Sunday, August 29, 2010

Terlukainya Kebebasan Pers*

* Kebebasan pers adalah bagian dari hak asasi manusia. UUD 45 pasal 28 berbunyi: “Setiap orang berhak berkomunikasi dan memperoleh informasi untuk mengembangkan pribadi dan lingkungan sosialnya, serta berhak untuk mencari, memperoleh, memiliki, menyimpan, mengolah, dan menyampaikan informasi dengan menggunakan segala jenis saluran yang tersedia.”

Mahasiswa merupakan golongan masyarakat yang mendapatkan pendidikan tertinggi serta memiliki wawasan yang luas untuk bisa bergerak diseluruh aspek kehidupan dan merupakan generasi yang bersinggungan langsung dengan kehidupan akademis dan politik kampus. Dalam tataran kehidupan kampus terdapat LKM (Lembaga Kedaulatan Mahasiswa) yang merupakan representasi dari mahasiswa. Dii sini LPM DIANNS sebagai salah satu lembaga otonomi fakultas yang ada di LKM FIA UB. Yang bergerak dalam ranah Pers Mahasiswa yang berfungsi sebagai penyampai informasi publik. Selain itu pers mahasiswa juga memiliki kewajiban dalam kontrol sosial di lingkungan kampus.

Mengapa sebagai kontrol sosial dan pemberi informasi?
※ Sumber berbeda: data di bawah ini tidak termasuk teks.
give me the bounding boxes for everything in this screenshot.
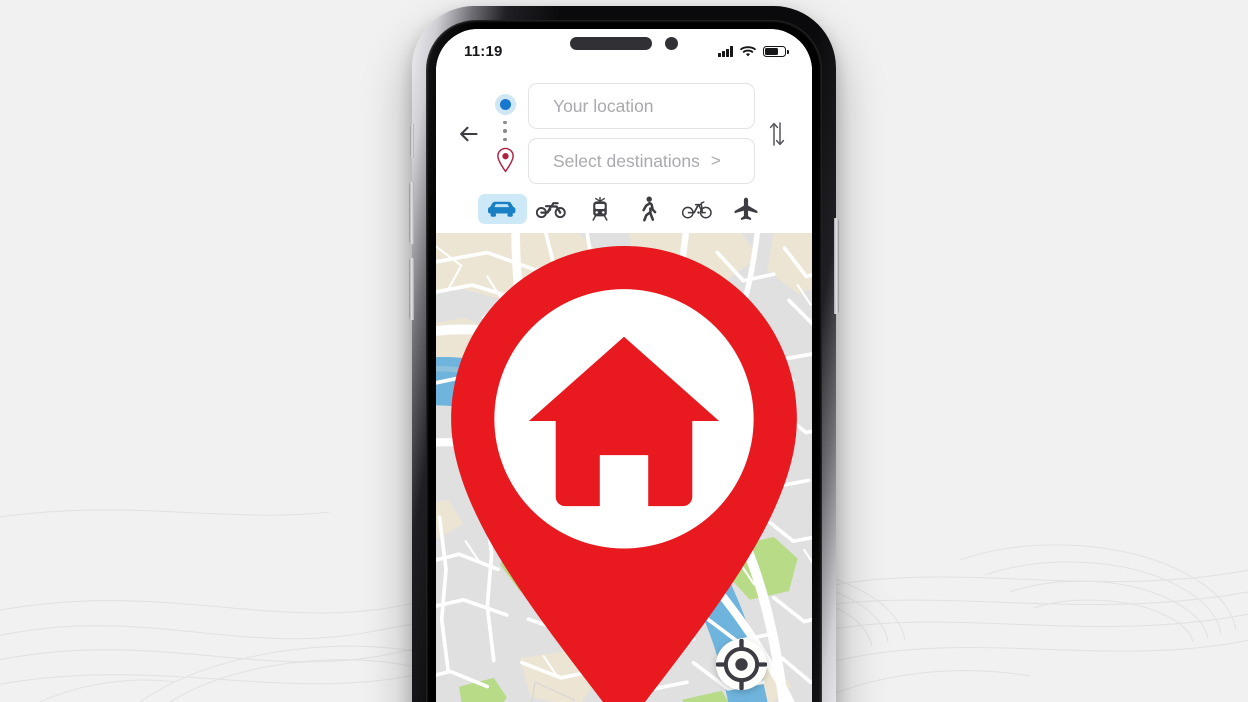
volume-up-button[interactable] (409, 182, 414, 244)
transport-mode-tabs (456, 184, 790, 233)
origin-dot-icon (494, 93, 516, 115)
bicycle-icon (682, 201, 712, 219)
motorcycle-icon (536, 202, 566, 219)
route-input-row: Your location Select destinations > (456, 83, 790, 184)
route-dots (503, 120, 507, 142)
power-button[interactable] (834, 218, 839, 314)
status-bar: 11:19 (436, 29, 812, 73)
mode-tab-bicycle[interactable] (673, 194, 722, 224)
mode-tab-motorcycle[interactable] (527, 194, 576, 224)
phone-bezel: 11:19 Your location Select destinations … (426, 20, 822, 702)
volume-down-button[interactable] (409, 258, 414, 320)
front-camera-dot (665, 37, 678, 50)
destination-chevron-icon: > (710, 151, 721, 170)
tram-icon (592, 197, 608, 221)
wifi-icon (740, 46, 756, 57)
origin-placeholder: Your location (553, 95, 654, 116)
airplane-icon (734, 197, 758, 220)
mode-tab-car[interactable] (478, 194, 527, 224)
mode-tab-walk[interactable] (624, 194, 673, 224)
phone-screen: 11:19 Your location Select destinations … (436, 29, 812, 702)
mode-tab-transit[interactable] (575, 194, 624, 224)
back-arrow-icon[interactable] (456, 121, 482, 147)
locate-me-button[interactable] (716, 639, 767, 690)
car-icon (488, 201, 516, 217)
map-view[interactable] (436, 233, 812, 702)
destination-placeholder: Select destinations (553, 150, 700, 171)
status-clock: 11:19 (464, 42, 503, 60)
swap-direction-button[interactable] (764, 120, 790, 148)
home-pin-icon[interactable] (436, 233, 812, 702)
destination-input[interactable]: Select destinations > (528, 138, 755, 184)
maps-app: 11:19 Your location Select destinations … (436, 29, 812, 702)
speaker-pill (570, 37, 652, 50)
crosshair-locate-icon (716, 639, 767, 690)
walking-icon (642, 196, 657, 222)
origin-input[interactable]: Your location (528, 83, 755, 129)
phone-device: 11:19 Your location Select destinations … (409, 6, 839, 702)
route-markers (490, 92, 520, 176)
silence-switch-button[interactable] (410, 124, 414, 158)
status-icons (718, 45, 789, 57)
dynamic-island (570, 37, 678, 50)
mode-tab-flight[interactable] (721, 194, 770, 224)
search-panel: Your location Select destinations > (436, 73, 812, 233)
swap-vertical-icon (769, 121, 785, 146)
cellular-signal-icon (718, 46, 733, 57)
battery-icon (763, 45, 789, 57)
destination-pin-icon (496, 148, 514, 174)
route-fields: Your location Select destinations > (528, 83, 755, 184)
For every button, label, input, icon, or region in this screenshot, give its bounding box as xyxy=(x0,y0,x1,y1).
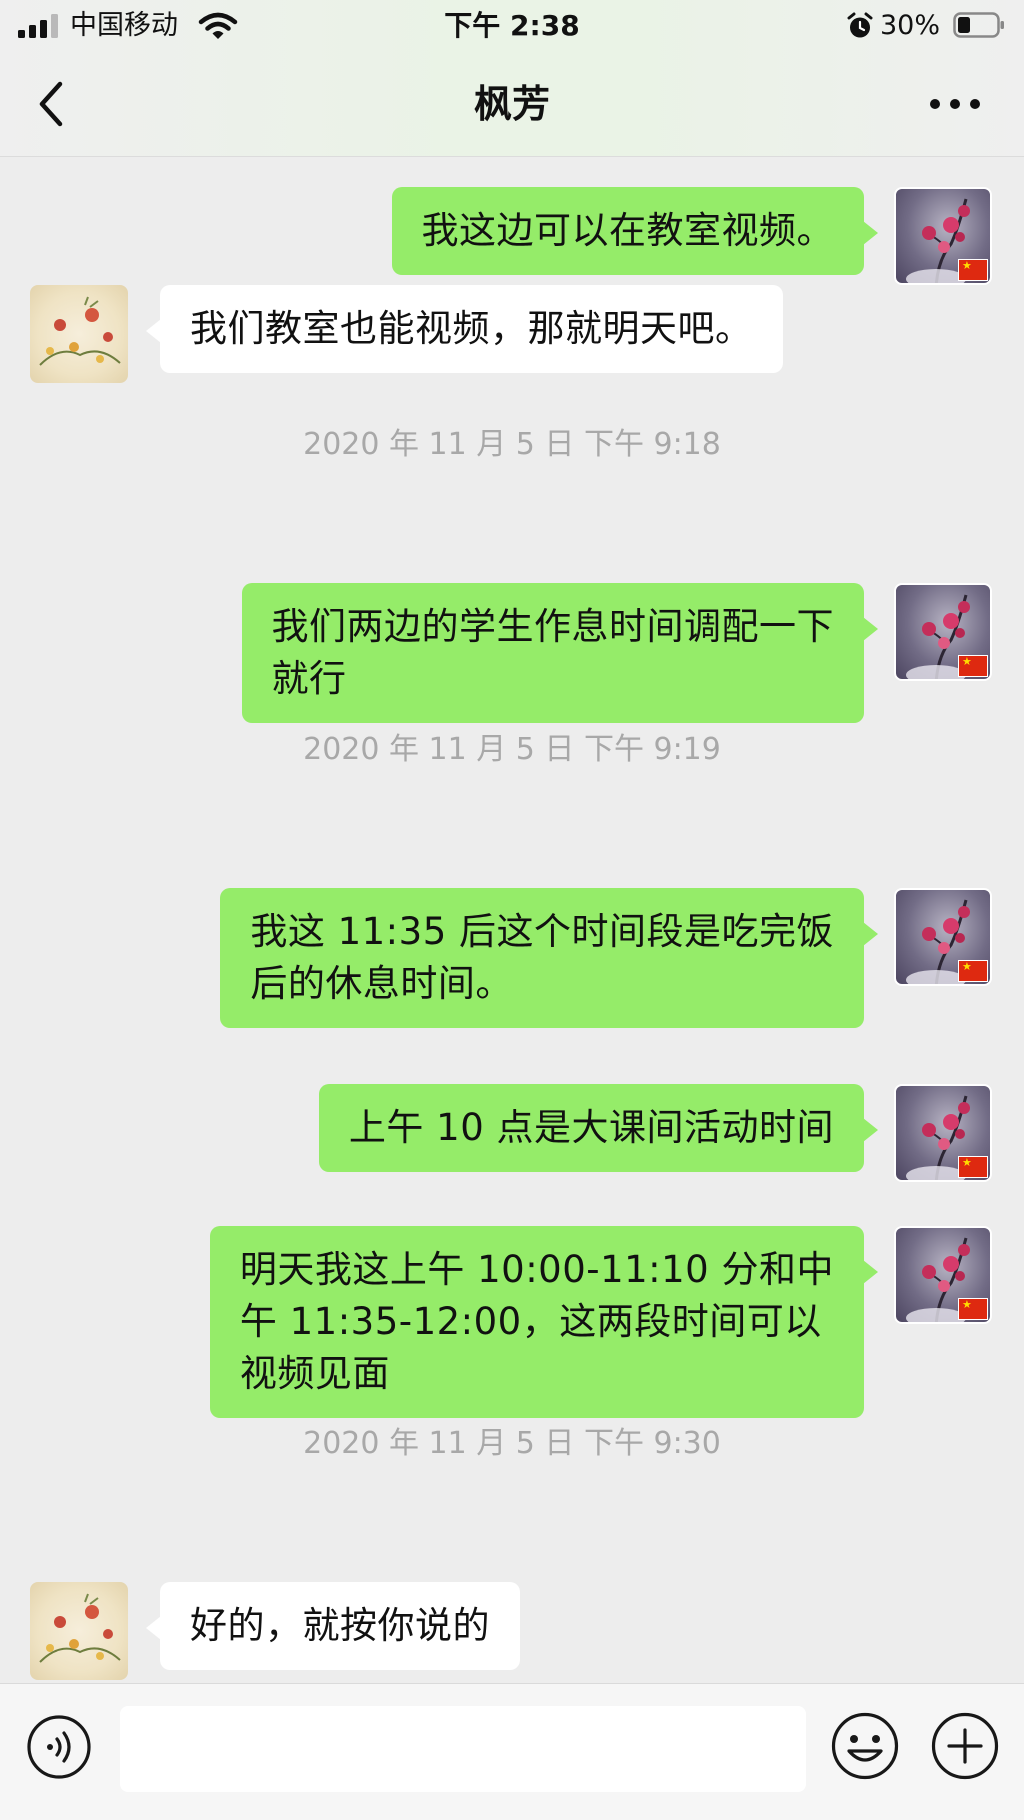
message-bubble-outgoing[interactable]: 明天我这上午 10:00-11:10 分和中 午 11:35-12:00，这两段… xyxy=(209,1226,879,1418)
message-bubble-incoming[interactable]: 我们教室也能视频，那就明天吧。 xyxy=(146,285,783,373)
contact-avatar[interactable] xyxy=(30,1582,128,1680)
timestamp: 2020 年 11 月 5 日 下午 9:30 xyxy=(303,1426,721,1461)
plus-icon[interactable] xyxy=(930,1711,1000,1781)
alarm-icon xyxy=(847,12,873,38)
chat-screen: 中国移动 下午 2:38 30% 枫芳 我这边可以在教室视频。 ★ 我们教室也能… xyxy=(0,0,1024,1820)
flag-icon xyxy=(958,1298,988,1320)
message-bubble-outgoing[interactable]: 我这 11:35 后这个时间段是吃完饭 后的休息时间。 xyxy=(220,888,878,1028)
my-avatar[interactable] xyxy=(894,1226,992,1324)
message-bubble-incoming[interactable]: 好的，就按你说的 xyxy=(146,1582,520,1670)
contact-avatar[interactable] xyxy=(30,285,128,383)
battery-percent: 30% xyxy=(880,10,941,41)
more-dots-icon[interactable] xyxy=(920,78,990,130)
input-bar xyxy=(0,1683,1024,1820)
my-avatar[interactable] xyxy=(894,888,992,986)
flag-icon xyxy=(958,1156,988,1178)
my-avatar[interactable] xyxy=(894,583,992,681)
emoji-icon[interactable] xyxy=(830,1711,900,1781)
flag-icon xyxy=(958,259,988,281)
voice-icon[interactable] xyxy=(26,1714,92,1780)
timestamp: 2020 年 11 月 5 日 下午 9:18 xyxy=(303,427,721,462)
battery-icon xyxy=(953,12,1004,38)
chat-title: 枫芳 xyxy=(473,82,550,126)
chevron-left-icon[interactable] xyxy=(24,74,84,134)
message-bubble-outgoing[interactable]: 我这边可以在教室视频。 xyxy=(391,187,878,275)
message-bubble-outgoing[interactable]: 我们两边的学生作息时间调配一下 就行 xyxy=(241,583,878,723)
flag-icon xyxy=(958,655,988,677)
timestamp: 2020 年 11 月 5 日 下午 9:19 xyxy=(303,732,721,767)
message-bubble-outgoing[interactable]: 上午 10 点是大课间活动时间 xyxy=(318,1084,879,1172)
my-avatar[interactable] xyxy=(894,187,992,285)
flag-icon xyxy=(958,960,988,982)
nav-bar: 枫芳 xyxy=(0,52,1024,156)
message-input[interactable] xyxy=(120,1706,806,1792)
message-list[interactable]: 我这边可以在教室视频。 ★ 我们教室也能视频，那就明天吧。 2020 年 11 … xyxy=(0,157,1024,1683)
my-avatar[interactable] xyxy=(894,1084,992,1182)
top-bar: 中国移动 下午 2:38 30% 枫芳 xyxy=(0,0,1024,157)
status-bar: 中国移动 下午 2:38 30% xyxy=(0,0,1024,52)
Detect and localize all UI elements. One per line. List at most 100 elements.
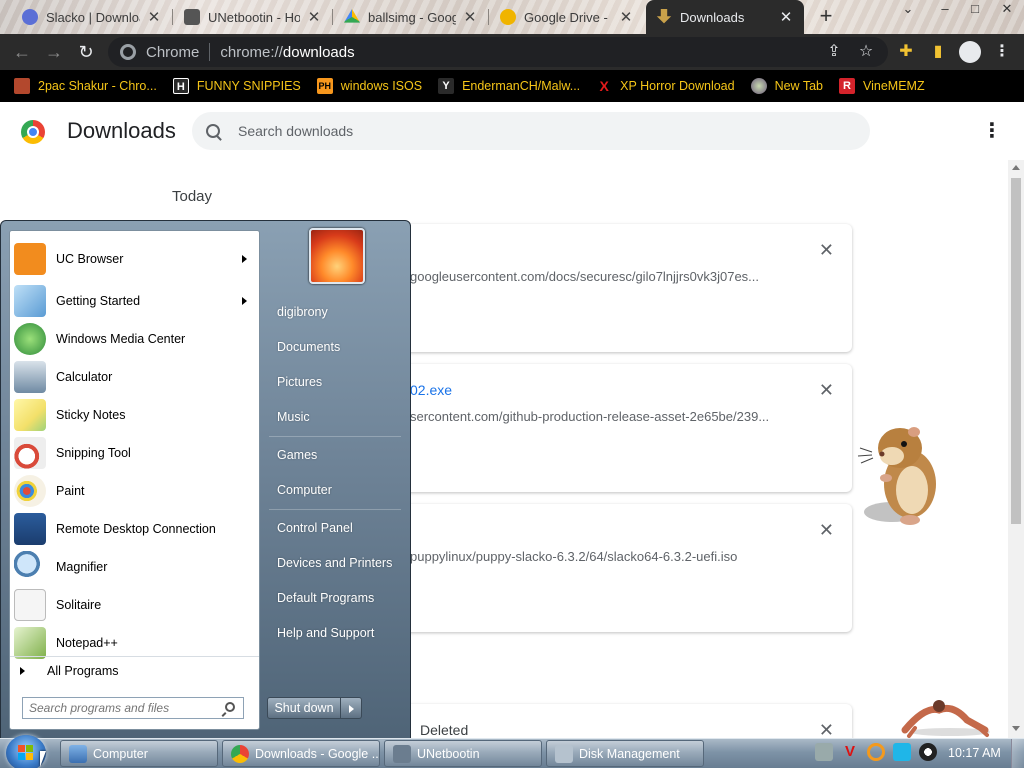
scroll-up-icon[interactable] bbox=[1012, 165, 1020, 170]
reload-icon[interactable]: ↻ bbox=[74, 40, 98, 64]
taskbar-unetbootin[interactable]: UNetbootin bbox=[384, 740, 542, 767]
minimize-button[interactable]: – bbox=[930, 0, 960, 20]
start-item-magnifier[interactable]: Magnifier bbox=[10, 548, 259, 586]
tab-ballsimg[interactable]: ballsimg - Goog ✕ bbox=[334, 2, 488, 32]
start-right-devices-printers[interactable]: Devices and Printers bbox=[277, 556, 392, 570]
start-item-calculator[interactable]: Calculator bbox=[10, 358, 259, 396]
maximize-button[interactable]: □ bbox=[960, 0, 990, 20]
start-right-computer[interactable]: Computer bbox=[277, 483, 332, 497]
tab-unetbootin[interactable]: UNetbootin - Ho ✕ bbox=[174, 2, 332, 32]
tray-v-icon[interactable]: V bbox=[841, 743, 859, 761]
section-today: Today bbox=[172, 188, 213, 205]
bookmark-favicon bbox=[750, 78, 767, 94]
program-label: Solitaire bbox=[56, 598, 102, 612]
start-right-music[interactable]: Music bbox=[277, 410, 310, 424]
start-item-sticky-notes[interactable]: Sticky Notes bbox=[10, 396, 259, 434]
start-right-documents[interactable]: Documents bbox=[277, 340, 340, 354]
bookmark-endermanch[interactable]: Y EndermanCH/Malw... bbox=[438, 78, 580, 94]
shut-down-options-button[interactable] bbox=[341, 697, 362, 719]
bookmark-star-icon[interactable]: ☆ bbox=[854, 40, 878, 64]
start-menu: UC Browser Getting Started Windows Media… bbox=[0, 220, 411, 740]
start-item-remote-desktop[interactable]: Remote Desktop Connection bbox=[10, 510, 259, 548]
chrome-menu-icon[interactable]: ⋮ bbox=[990, 40, 1014, 64]
new-tab-button[interactable]: + bbox=[814, 5, 838, 29]
start-item-getting-started[interactable]: Getting Started bbox=[10, 282, 259, 320]
sticky-notes-icon bbox=[14, 399, 46, 431]
bookmark-new-tab[interactable]: New Tab bbox=[750, 78, 823, 94]
start-item-uc-browser[interactable]: UC Browser bbox=[10, 240, 259, 278]
start-item-windows-media-center[interactable]: Windows Media Center bbox=[10, 320, 259, 358]
search-icon bbox=[206, 124, 220, 138]
close-tab-icon[interactable]: ✕ bbox=[462, 8, 478, 26]
tray-media-icon[interactable] bbox=[919, 743, 937, 761]
tab-downloads[interactable]: Downloads ✕ bbox=[646, 0, 804, 34]
start-right-default-programs[interactable]: Default Programs bbox=[277, 591, 374, 605]
unetbootin-icon bbox=[184, 9, 200, 25]
back-icon[interactable]: ← bbox=[10, 40, 34, 64]
user-avatar[interactable] bbox=[309, 228, 365, 284]
profile-avatar-icon[interactable] bbox=[958, 40, 982, 64]
magnifier-icon bbox=[14, 551, 46, 583]
tab-slacko[interactable]: Slacko | Download ✕ bbox=[12, 2, 172, 32]
tray-search-icon[interactable] bbox=[867, 743, 885, 761]
bookmark-windows-isos[interactable]: PH windows ISOS bbox=[316, 78, 422, 94]
close-tab-icon[interactable]: ✕ bbox=[618, 8, 634, 26]
download-filename[interactable]: 02.exe bbox=[410, 382, 452, 398]
close-tab-icon[interactable]: ✕ bbox=[778, 8, 794, 26]
tab-search-icon[interactable]: ⌄ bbox=[893, 0, 923, 20]
download-url[interactable]: puppylinux/puppy-slacko-6.3.2/64/slacko6… bbox=[410, 549, 737, 564]
start-right-digibrony[interactable]: digibrony bbox=[277, 305, 328, 319]
tray-display-icon[interactable] bbox=[893, 743, 911, 761]
start-right-separator bbox=[269, 436, 401, 437]
hamster-desktop-pet-icon[interactable] bbox=[852, 418, 948, 530]
taskbar-computer[interactable]: Computer bbox=[60, 740, 218, 767]
google-drive-icon bbox=[500, 9, 516, 25]
start-right-games[interactable]: Games bbox=[277, 448, 317, 462]
start-search-field[interactable] bbox=[22, 697, 244, 719]
taskbar-clock[interactable]: 10:17 AM bbox=[948, 746, 1001, 760]
scroll-down-icon[interactable] bbox=[1012, 726, 1020, 731]
more-actions-icon[interactable]: ⋮ bbox=[982, 120, 1002, 144]
close-tab-icon[interactable]: ✕ bbox=[306, 8, 322, 26]
shut-down-button[interactable]: Shut down bbox=[267, 697, 341, 719]
start-right-help-support[interactable]: Help and Support bbox=[277, 626, 374, 640]
tray-app-icon[interactable] bbox=[815, 743, 833, 761]
tab-separator bbox=[488, 9, 489, 25]
program-label: Notepad++ bbox=[56, 636, 118, 650]
start-right-pictures[interactable]: Pictures bbox=[277, 375, 322, 389]
forward-icon[interactable]: → bbox=[42, 40, 66, 64]
start-search-input[interactable] bbox=[29, 701, 209, 715]
all-programs-button[interactable]: All Programs bbox=[10, 656, 259, 684]
bookmark-funny-snippies[interactable]: H FUNNY SNIPPIES bbox=[172, 78, 301, 94]
scrollbar-thumb[interactable] bbox=[1011, 178, 1021, 524]
start-right-control-panel[interactable]: Control Panel bbox=[277, 521, 353, 535]
share-icon[interactable]: ⇪ bbox=[822, 40, 846, 64]
paint-icon bbox=[14, 475, 46, 507]
search-icon[interactable] bbox=[225, 702, 235, 712]
start-item-solitaire[interactable]: Solitaire bbox=[10, 586, 259, 624]
remove-download-icon[interactable]: ✕ bbox=[819, 520, 834, 541]
tab-google-drive[interactable]: Google Drive - D ✕ bbox=[490, 2, 644, 32]
side-panel-icon[interactable]: ▮ bbox=[926, 40, 950, 64]
start-item-paint[interactable]: Paint bbox=[10, 472, 259, 510]
bookmark-favicon: R bbox=[839, 78, 855, 94]
notepad-plus-plus-icon bbox=[14, 627, 46, 659]
download-url[interactable]: sercontent.com/github-production-release… bbox=[410, 409, 769, 424]
search-downloads-field[interactable]: Search downloads bbox=[192, 112, 870, 150]
start-item-snipping-tool[interactable]: Snipping Tool bbox=[10, 434, 259, 472]
remove-download-icon[interactable]: ✕ bbox=[819, 380, 834, 401]
bookmark-2pac[interactable]: 2pac Shakur - Chro... bbox=[14, 78, 157, 94]
close-tab-icon[interactable]: ✕ bbox=[146, 8, 162, 26]
google-drive-icon bbox=[344, 9, 360, 23]
bookmark-vinememz[interactable]: R VineMEMZ bbox=[839, 78, 925, 94]
remove-download-icon[interactable]: ✕ bbox=[819, 240, 834, 261]
extensions-icon[interactable]: ✚ bbox=[894, 40, 918, 64]
download-url[interactable]: googleusercontent.com/docs/securesc/gilo… bbox=[410, 269, 759, 284]
taskbar-chrome-downloads[interactable]: Downloads - Google ... bbox=[222, 740, 380, 767]
close-window-button[interactable]: ✕ bbox=[992, 0, 1022, 20]
address-bar[interactable]: Chrome chrome://downloads bbox=[108, 37, 888, 67]
bookmark-xp-horror[interactable]: X XP Horror Download bbox=[596, 78, 735, 94]
page-scrollbar[interactable] bbox=[1008, 160, 1024, 738]
taskbar-disk-management[interactable]: Disk Management bbox=[546, 740, 704, 767]
show-desktop-button[interactable] bbox=[1011, 739, 1024, 768]
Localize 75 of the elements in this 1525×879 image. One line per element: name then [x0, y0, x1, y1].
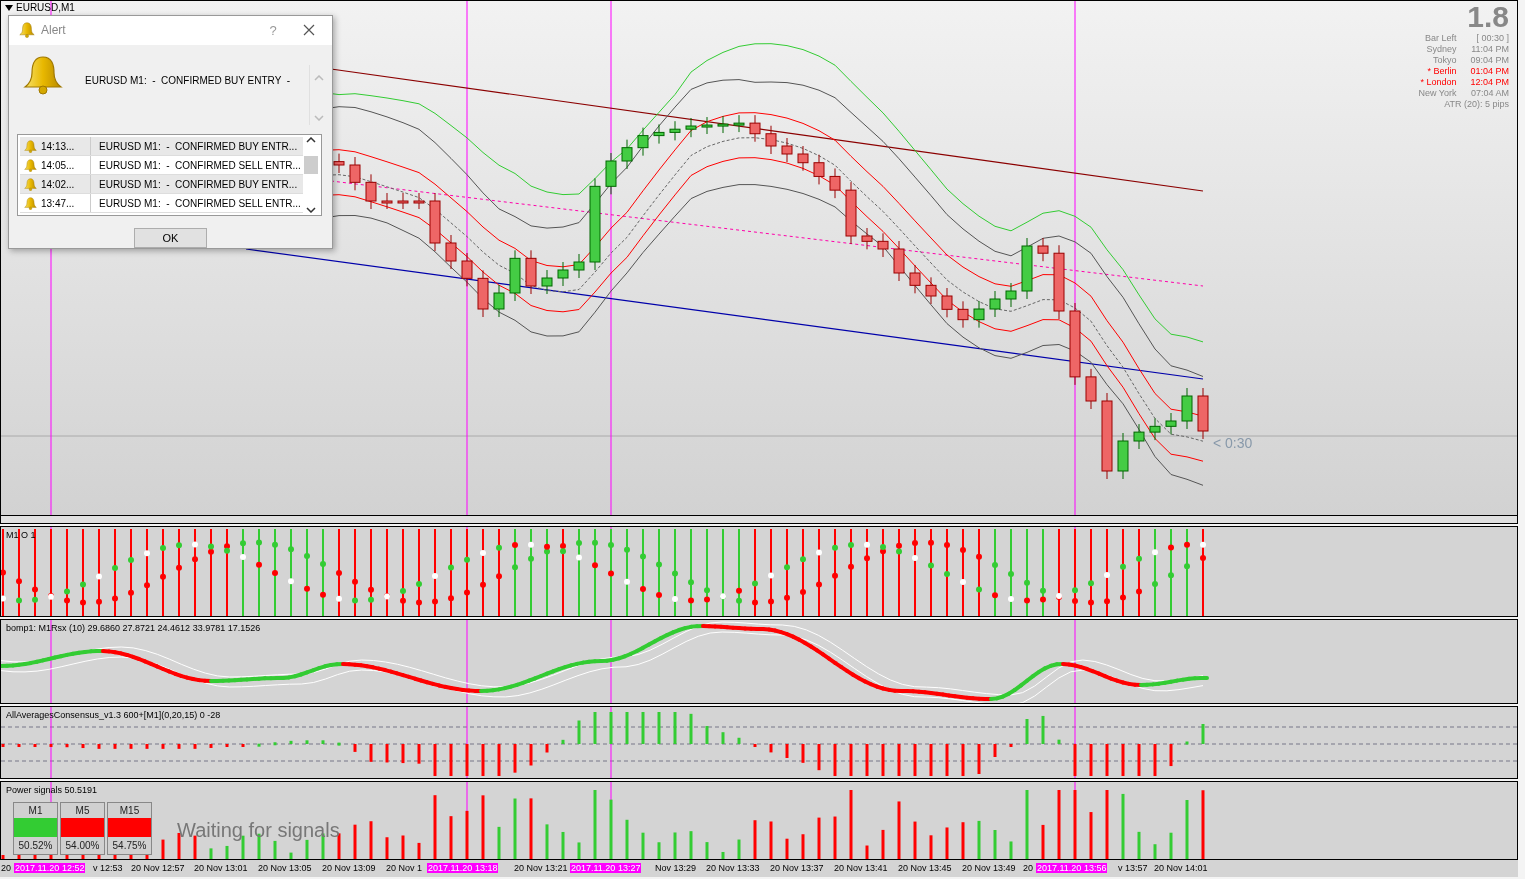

Karena di perguruan tinggi memang membutuhkan adanya saluran informasi terkini untuk mengetahui apa yang tengah terjadi dan penyikapan sesuatu hal yang sedang berlangsung di lingkungan kehidupan kampus.

Cukup prihatin sekali melihat kondisi kegiatan pers mahasiswa LPM DIANNS dalam hal peliputan PKK MABA di FIA UB. Misalkan, untuk meminta wawancara saja hanya bisa dilakukan di luar area steril hanya dapat dilakukan dengan Ketua Pelaksana saja, sedang panitia lain tidak bisa dikonfirmasi. Padahal reporter membutuhkan narasumber dari berbagai pihak untuk melengkapi isi berita. Tidak hanya itu, untuk pengambilan foto pun juga dilarang. Pembatasan ini tidak hanya dalam mendapatkan akses informasi, namun juga dalam hal mempublikasikan media cetak yang telah kami terbitkan pun juga dibatasi. Bahkan, bahkan kondisi ini mendapat dukungan dari Pembantu Dekan III. Artinya, pimpinan fakultas pun turut melukai kebebasan pers . Telah jauh-jauh hari, mereka kompak mewacanakan agar seluruh maba tidak menerima “selebaran”. Padahal, selebaran yang kami sajikan adalah media cetak yang justru membantu panitia untuk memberikan akses informasi pada mahasiswa baru.

Mengapa kebebasan pers di FIA untuk mendapatkan informasi dibatasi?. Padahal di lain tempat, kebebasan pers mahasiswa di UB seperti, LPM SOLID di fakultas TEKNIK kondisinya lebih baik daripada kondisi di FIA. Mereka bisa meliput secara leluasa termasuk juga dalam penyebarannya.

Media informasi yang diterbitkan oleh LPM DIANNS adalah bulletin RADIKAL tersebut merupakan info seputar PKK MABA 2010 aktual dan faktual yang bermanfaat bagi mahasiswa baru. Apakah masih pantas apabila bulletin yang kami terbitkan setiap hari selama PKK MABA, kemudian dibagikan pada saat open house (perkenalan Lembaga Otonomi Fakultas) pada hari sabtu tanggal 7 Agustus 2010?

Seyogyanya fungsi LPM DIANNS juga sebagai monitoring dalam pelaksanaan PKK MABA FIA UB. Berkaitan dengan isi berita bulletin RADIKAL yang dikhawatirkan oleh berbagai pihak memiliki unsur provokasi, saya katakan,TIDAK. Mengapa pihak-pihak yang terkait dalam pelaksanaan PKK MABA terlalu berlebihan ketakutannya mengenai ruang gerak pers mahasiswa?. Peristiwa ini juga sudah menimbulkan kekecewaan teramat besar bagi seluruh anggota LPM DIANNS yang turut andil dalam proses penerbitan buletin PKK MABA. Saya menilai, suatu bentuk kreativitas dari kawan-kawan LPM DIANNS sudah tidak dihargai lagi. Sepertinya mahasiswa tidak lagi bebas mengekspresikan pendapatnya sebagai intelektual muda. Jika hal ini dibiarkan terus menerus, sifat kritis dan dinamis pers mahasiswa makin lama makin tumpul keberadaannya.